K. Visalini (born 23 May 2000) is an Indian prodigy who is purported to have an officially tested IQ of 225. Visalini also holds several other records including the youngest person to receive CCNA and EXIN cloud computing certifications. She has been the chief guest and keynote speaker at many conferences, including TEDxNITKSurakthal.

==Early life==
Visalini was born in Tirunelveli, in Tamil Nadu, India, in 2000. Her father, Kalyana Kumarasamy, worked as an electrician and her mother, Sethu Ragamaliga, as an announcer with All India Radio.

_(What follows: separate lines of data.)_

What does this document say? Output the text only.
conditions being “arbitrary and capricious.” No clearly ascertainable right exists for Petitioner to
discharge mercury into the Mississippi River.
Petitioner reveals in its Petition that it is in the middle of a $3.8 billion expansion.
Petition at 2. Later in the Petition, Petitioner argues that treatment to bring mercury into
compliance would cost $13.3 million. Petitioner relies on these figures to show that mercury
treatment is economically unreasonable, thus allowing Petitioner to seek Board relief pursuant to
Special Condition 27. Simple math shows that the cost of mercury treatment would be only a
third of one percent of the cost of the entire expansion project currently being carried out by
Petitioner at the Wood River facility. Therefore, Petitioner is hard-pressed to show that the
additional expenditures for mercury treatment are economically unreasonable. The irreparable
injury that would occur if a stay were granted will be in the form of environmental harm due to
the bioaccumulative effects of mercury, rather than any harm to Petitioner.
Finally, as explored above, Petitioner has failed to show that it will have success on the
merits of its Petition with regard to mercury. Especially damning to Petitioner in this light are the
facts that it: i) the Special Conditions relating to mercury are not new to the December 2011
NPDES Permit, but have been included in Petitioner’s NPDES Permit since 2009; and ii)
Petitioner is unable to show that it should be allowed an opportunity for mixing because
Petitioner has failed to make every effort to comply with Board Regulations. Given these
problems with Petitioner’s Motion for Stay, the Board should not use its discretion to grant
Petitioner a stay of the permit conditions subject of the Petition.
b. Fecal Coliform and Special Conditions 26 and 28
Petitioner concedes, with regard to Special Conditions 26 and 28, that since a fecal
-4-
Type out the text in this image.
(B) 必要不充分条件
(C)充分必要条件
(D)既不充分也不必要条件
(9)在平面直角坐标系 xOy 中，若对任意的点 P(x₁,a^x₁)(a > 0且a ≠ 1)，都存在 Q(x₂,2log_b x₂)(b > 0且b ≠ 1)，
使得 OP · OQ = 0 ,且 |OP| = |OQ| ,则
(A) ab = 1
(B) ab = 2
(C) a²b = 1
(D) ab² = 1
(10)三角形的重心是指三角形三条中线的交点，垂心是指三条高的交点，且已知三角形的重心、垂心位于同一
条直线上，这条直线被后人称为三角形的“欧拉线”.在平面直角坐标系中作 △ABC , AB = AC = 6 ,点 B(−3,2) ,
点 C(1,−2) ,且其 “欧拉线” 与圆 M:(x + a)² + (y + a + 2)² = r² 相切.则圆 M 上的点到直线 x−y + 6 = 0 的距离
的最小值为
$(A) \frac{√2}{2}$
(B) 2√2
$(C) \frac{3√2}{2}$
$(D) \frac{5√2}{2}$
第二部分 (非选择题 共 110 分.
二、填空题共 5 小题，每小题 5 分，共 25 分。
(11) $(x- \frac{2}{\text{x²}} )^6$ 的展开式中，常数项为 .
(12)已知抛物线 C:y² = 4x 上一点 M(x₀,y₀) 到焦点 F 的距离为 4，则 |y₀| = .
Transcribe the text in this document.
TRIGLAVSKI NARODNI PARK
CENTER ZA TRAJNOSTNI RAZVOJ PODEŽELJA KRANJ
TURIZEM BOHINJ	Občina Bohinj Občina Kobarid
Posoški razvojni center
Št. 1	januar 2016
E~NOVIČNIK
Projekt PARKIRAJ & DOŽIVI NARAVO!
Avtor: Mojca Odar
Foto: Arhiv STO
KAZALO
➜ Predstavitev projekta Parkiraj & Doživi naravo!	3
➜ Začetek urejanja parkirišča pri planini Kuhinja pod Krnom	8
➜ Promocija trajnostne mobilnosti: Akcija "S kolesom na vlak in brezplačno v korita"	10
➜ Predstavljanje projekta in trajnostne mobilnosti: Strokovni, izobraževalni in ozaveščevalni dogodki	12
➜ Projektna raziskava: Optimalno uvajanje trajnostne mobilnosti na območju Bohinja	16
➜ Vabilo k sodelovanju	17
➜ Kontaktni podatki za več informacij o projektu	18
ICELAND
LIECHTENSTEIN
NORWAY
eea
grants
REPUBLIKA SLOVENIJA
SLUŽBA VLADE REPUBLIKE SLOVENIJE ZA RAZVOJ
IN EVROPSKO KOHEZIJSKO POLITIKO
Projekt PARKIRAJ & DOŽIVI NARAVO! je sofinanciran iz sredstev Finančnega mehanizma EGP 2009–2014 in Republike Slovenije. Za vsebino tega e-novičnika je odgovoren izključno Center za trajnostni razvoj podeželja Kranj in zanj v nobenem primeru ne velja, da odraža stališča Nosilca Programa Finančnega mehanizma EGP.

Visalini was born with ankyloglossia. During her mother's preparations for the Tamil Nadu Public Service Commission exams, her mother would often recite questions from the syllabus and their accompanying answers in the hopes that it would ameliorate Visalini's condition by encouraging echolalia.

== Education ==
During her schooling, Visalini was double promoted twice. Instead of continuing her ninth-grade education, she accepted an admission into the B.Tech. program at the Kalasalingam Academy of Research and Education. She participated in an accelerated program, allowing her to complete the B.E. program in three years as opposed to four.

She received an M.Tech. and Ph.D. in computer science and engineering at Kalasalingam Academy of Research and Education. Visalini speaks Tamil, English, Hindi, and Sanskrit. As of 2023, she is currently pursuing an M.A. in psychology at Indira Gandhi National Open University, India.

She is a Microsoft Certified Professional and Cisco Certified Network Associate. Visalini is the youngest person to receive CCNA certification and EXIN cloud computing certification.

== Career ==
She has been the chief guest and keynote speaker in many conferences, including TEDxNITKSurakthal and Computational Intelligence and Communication at SKR Engineering College.

She works in artificial intelligence and machine learning and has developed an algorithm that can predict and diagnose cancer and diabetes.